L'évolution de la maladie est habituellement marquée par une résolution des symptômes en quelques semaines. Un scanner de contrôle est recommandé à deux mois pour s'assurer de la bonne résolution des lésions et également pour exclure une pathologie tumorale sousjacente.

Conclusion

L'infarctus de la graisse épi-péricardique est une affection rare et souvent sous diagnostiquée. Le scanner thoracique est l'examen de choix pour poser le diagnostic. Cette maladie peut être évoquée après avoir exclu des causes plus graves telles que l'embolie pulmonaire ou l'infarctus aigu du myocarde. La reconnaissance de cette maladie par les urgentistes est importante afin d'éviter des explorations invasives. Le traitement est conservateur et basé essentiellement sur la prise d'anti-inflammatoires.

Références

  1. Ben Gaied, M., Krähenbühl, J., Rey, F., Genné, D. [Acute Pericarditis]. Revue Médicale Suisse, 2015, 11 (489), 1835-1838.
  2. Hepburn-Brownn, M., Darvall, J., Hammerschlag, G. Acute pulmonary embolism: a concise review of diagnosis and management. Intern Med J, 2019, 49 (1), 15-27.
  3. de S Giassi, K., Costa, A.N., Bachion, G.H., Apanavicius, A., Filho, J.R.P., Kairalla, R.A. et al.
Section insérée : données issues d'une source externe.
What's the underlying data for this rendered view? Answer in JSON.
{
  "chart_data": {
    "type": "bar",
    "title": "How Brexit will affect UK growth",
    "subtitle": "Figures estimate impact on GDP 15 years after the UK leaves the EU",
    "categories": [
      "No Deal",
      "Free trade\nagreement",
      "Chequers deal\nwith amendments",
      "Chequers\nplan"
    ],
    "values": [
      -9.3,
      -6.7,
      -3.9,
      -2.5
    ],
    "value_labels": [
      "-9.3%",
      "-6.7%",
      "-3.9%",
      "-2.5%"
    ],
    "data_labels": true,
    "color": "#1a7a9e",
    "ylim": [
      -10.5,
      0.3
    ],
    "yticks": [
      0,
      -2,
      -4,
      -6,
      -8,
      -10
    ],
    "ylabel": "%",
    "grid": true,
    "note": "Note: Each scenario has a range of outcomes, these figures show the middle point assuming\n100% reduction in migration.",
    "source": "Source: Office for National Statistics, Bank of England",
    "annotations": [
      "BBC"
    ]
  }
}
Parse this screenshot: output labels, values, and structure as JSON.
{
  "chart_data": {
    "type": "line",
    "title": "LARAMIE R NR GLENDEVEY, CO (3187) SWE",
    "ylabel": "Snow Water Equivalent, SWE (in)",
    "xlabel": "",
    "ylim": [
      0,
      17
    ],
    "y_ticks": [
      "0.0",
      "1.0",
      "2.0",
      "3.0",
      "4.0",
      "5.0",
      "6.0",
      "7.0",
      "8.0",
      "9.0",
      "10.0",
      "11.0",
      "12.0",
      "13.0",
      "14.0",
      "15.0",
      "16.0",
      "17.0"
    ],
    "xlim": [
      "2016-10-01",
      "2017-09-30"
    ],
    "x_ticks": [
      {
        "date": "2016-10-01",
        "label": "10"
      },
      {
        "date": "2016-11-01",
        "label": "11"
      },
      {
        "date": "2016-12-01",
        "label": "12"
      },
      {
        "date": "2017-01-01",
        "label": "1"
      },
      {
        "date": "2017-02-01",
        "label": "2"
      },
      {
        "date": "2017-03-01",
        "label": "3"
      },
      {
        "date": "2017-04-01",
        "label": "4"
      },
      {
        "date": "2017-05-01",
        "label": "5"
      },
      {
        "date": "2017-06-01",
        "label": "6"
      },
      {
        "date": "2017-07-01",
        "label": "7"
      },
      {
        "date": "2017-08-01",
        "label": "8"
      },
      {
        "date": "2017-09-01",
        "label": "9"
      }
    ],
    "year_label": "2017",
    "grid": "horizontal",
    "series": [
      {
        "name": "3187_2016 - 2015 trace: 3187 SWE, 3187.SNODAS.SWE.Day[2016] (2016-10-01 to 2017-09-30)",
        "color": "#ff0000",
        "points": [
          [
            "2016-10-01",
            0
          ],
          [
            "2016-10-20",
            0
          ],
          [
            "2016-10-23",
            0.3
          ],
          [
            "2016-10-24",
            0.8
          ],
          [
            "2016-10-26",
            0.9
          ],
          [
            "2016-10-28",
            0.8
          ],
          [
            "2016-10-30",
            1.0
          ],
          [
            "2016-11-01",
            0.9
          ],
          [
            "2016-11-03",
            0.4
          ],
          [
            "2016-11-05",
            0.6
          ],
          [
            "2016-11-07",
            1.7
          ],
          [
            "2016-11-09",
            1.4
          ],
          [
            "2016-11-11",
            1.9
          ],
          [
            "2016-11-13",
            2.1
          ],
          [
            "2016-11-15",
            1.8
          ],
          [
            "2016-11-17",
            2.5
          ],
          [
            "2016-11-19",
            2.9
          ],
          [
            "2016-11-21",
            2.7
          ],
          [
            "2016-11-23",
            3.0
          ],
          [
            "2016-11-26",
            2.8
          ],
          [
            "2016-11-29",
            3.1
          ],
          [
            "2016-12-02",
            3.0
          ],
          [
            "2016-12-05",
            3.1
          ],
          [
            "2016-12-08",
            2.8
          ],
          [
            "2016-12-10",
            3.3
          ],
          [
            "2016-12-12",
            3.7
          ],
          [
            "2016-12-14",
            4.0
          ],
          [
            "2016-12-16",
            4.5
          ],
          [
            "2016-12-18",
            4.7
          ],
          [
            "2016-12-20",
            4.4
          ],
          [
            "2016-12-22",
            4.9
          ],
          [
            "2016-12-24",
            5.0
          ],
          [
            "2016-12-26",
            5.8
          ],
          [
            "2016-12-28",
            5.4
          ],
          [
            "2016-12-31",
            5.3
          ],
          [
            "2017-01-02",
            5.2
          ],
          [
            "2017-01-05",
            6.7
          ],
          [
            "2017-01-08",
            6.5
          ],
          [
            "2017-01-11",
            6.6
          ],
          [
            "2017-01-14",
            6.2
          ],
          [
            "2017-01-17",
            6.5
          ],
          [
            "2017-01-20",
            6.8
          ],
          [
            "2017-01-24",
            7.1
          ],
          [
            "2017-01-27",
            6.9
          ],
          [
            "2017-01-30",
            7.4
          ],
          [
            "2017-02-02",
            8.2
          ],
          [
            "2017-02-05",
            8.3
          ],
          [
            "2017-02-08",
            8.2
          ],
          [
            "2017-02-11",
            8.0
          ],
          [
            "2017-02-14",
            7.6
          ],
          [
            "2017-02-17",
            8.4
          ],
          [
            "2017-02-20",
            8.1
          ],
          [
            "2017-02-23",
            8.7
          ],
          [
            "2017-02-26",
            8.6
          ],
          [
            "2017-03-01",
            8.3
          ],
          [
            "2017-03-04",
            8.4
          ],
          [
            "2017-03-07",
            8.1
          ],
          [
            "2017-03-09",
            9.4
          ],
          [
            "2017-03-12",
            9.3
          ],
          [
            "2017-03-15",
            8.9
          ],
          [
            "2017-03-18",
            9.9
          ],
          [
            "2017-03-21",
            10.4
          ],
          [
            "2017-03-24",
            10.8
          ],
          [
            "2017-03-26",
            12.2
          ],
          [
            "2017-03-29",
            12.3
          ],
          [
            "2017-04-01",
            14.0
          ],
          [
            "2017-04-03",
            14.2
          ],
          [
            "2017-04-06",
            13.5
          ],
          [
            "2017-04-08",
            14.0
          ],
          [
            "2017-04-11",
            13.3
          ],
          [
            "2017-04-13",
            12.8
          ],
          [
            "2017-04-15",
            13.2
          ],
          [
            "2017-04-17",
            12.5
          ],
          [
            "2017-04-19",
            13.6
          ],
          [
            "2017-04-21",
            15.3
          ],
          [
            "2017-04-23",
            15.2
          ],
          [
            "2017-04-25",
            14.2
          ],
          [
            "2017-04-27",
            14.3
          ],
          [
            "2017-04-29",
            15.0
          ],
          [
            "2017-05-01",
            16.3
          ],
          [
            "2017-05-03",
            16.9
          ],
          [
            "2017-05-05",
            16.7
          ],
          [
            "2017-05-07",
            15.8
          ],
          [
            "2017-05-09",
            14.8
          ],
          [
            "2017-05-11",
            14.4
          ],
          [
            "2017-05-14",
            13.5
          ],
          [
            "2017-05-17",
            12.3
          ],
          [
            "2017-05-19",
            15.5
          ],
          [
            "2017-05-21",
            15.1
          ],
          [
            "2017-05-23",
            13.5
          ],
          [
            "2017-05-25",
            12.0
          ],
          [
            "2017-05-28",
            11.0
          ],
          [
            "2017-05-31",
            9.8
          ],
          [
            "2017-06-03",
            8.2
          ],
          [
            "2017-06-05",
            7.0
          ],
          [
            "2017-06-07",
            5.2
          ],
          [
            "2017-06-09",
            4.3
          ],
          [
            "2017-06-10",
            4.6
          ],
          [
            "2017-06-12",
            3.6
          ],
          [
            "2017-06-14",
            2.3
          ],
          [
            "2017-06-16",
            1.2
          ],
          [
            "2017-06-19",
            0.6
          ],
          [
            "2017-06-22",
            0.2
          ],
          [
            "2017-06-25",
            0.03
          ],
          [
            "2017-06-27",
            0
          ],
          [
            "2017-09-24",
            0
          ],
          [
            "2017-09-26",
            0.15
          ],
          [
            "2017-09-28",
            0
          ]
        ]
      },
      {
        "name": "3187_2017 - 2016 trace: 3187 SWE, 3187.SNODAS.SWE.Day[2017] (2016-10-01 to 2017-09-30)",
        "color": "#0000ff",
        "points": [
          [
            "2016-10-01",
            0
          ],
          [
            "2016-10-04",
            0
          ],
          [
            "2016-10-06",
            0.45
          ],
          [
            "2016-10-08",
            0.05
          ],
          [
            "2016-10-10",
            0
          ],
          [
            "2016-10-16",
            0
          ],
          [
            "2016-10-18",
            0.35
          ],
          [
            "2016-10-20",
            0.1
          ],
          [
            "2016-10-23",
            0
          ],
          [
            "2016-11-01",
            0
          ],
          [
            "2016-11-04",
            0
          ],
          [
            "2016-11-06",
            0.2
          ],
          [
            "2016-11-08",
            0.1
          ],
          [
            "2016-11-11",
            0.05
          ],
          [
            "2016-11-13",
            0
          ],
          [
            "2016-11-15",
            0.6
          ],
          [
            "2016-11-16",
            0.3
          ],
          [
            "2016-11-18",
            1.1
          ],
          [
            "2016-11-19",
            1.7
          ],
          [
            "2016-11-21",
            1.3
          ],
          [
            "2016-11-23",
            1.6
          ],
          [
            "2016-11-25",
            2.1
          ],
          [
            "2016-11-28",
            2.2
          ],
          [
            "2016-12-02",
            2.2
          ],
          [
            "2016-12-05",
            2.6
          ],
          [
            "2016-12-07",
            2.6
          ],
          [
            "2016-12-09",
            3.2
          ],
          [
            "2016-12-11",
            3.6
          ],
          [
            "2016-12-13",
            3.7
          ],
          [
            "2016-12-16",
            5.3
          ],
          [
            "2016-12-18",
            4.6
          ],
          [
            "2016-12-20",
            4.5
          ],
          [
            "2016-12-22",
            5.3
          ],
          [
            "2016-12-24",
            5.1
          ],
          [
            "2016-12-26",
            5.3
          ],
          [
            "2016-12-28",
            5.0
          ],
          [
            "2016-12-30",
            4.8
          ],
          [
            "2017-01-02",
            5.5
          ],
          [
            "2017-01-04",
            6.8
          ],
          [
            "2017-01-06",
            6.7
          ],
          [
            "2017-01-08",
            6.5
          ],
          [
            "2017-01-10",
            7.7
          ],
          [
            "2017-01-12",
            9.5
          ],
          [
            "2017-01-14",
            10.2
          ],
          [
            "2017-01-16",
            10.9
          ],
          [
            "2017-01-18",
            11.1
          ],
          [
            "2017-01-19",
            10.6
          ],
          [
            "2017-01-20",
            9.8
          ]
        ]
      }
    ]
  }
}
Epipericardial fat necrosis: an underdiagnosed condition. Br J Radiol, 2014, 87 (1038), 20140118.
  4. Haq, S., Wilson, M.P., Manca, D. Epipericardial fat necrosis: an uncommon self-limiting cause of pleuritic chest pain. CMAJ, 2019, 191 (50), E1378-E1381.
  5. Friedman, Y., Gayer, G., Margolin, M.L., Kneller, A., Mouallem, M. Epipericardial Fat Necrosis. Isr Med Assoc J, 2018, 20 (5), 327- 328.
  6. Gayer, G. Mediastinal (Epipericardial) Fat Necrosis: An Overlooked and Little Known Cause of Acute Chest Pain Mimicking Acute Coronary Syndrome. Semin Ultrasound CT MR, 2017, 38 (6), 629-633.